The Flowers Of Romance's sound would continue to evolve through the 1990s, though they never truly departed from their punk and gothic rock roots. In 1995, Mike Pougounas and The Mission frontman Wayne Hussey met and began collaborating on what would be the last album of the Flowers of Romance, Brilliant Mistakes. With Hussey's help ensuring that Brilliant Mistakes could reach a broader media market, 1996's Brilliant Mistakes became The Flowers of Romance's most successful offering.

Unfortunately, failure from the band's managers in promoting a long-planned European tour combined with Pougounas' growing discontent caused a great deal of friction between the Flowers of Romance; Mike Pougounas left the band in 1998, causing the group to disband. Pougounas had been the sole member of the band to stay through the entirety of their 18-year career.

== Nexus, Cyberdelia Records, and New Zero God ==
After leaving The Flowers of Romance, Pougounas formed the first Greek industrial band, Nexus. Pougounas also created Cyberdelia Records on 9 March 2000, and on 19 May, Cyberdelia released Nexus's debut album in Greek, entitled 6.

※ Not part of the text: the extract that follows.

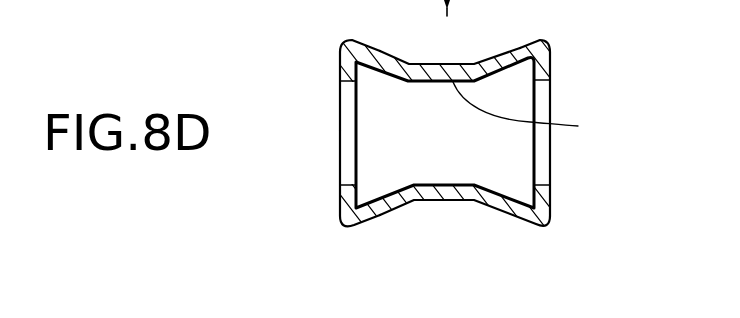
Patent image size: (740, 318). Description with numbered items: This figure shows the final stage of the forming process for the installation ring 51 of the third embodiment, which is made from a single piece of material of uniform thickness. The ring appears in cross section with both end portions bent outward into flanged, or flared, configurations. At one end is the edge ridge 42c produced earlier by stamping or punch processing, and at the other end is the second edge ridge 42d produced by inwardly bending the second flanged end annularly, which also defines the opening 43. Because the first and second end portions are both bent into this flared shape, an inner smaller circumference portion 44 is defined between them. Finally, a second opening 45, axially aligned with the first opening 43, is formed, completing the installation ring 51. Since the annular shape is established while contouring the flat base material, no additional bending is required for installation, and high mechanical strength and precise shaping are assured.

Both Cyberdelia and Nexus would be successful ventures for Mike Pougounas, as Nexus would attain levels of popularity on par with, if not surpassing, The Flowers of Romance. Cyberdelia Records released albums for popular European bands such as Wayne Hussey's The Mission. In 2005, both Cyberdelia and Nexus disbanded, and a year later Mike Pougounas formed the post-punk New Zero God along with Nexus members Costas Spanos and Dimitris "Sidheog" Steves.

Mike Pougounas is currently New Zero God's lead vocalist, and in November 2009 plan to release their debut album, Fun Is A Four Letter Word.

== Independent film making ==
Vlad the Demon, a graduation assignment of Mike Pougounas while he was studying as a film director in 1986, served as his first experiment in independent film. The 9-minute short film was a comedy that paid homage to 1920s horror expressionism, and was rediscovered in 2008 by Rag Films. After sound manipulation, Mike Pougounas won a directorial award for Vlad the Demon at The 10th Independent Panorama of International Film and Video Makers, Patras City, 2008.

Mike Pougounas and George Kagialedakis conceptualized “Back In Black: History Is Made By The Bands, Vol.1”, a documentary film produced by Rag Films about the Greek rock scene, Greek rock bands, and the survival of both within a seemingly under-appreciative industry. The documentary is currently touring the international film festival circuit, with a possible theatrical release scheduled for late 2009. Mike Pougounas was responsible for the interviews in “Back in Black” as well as the male vocals for the Rag songs “My Life” and “Rock’n’Roll Puppet” while playing the keyboards on the song “From Hell”, which appears on the soundtrack of the documentary.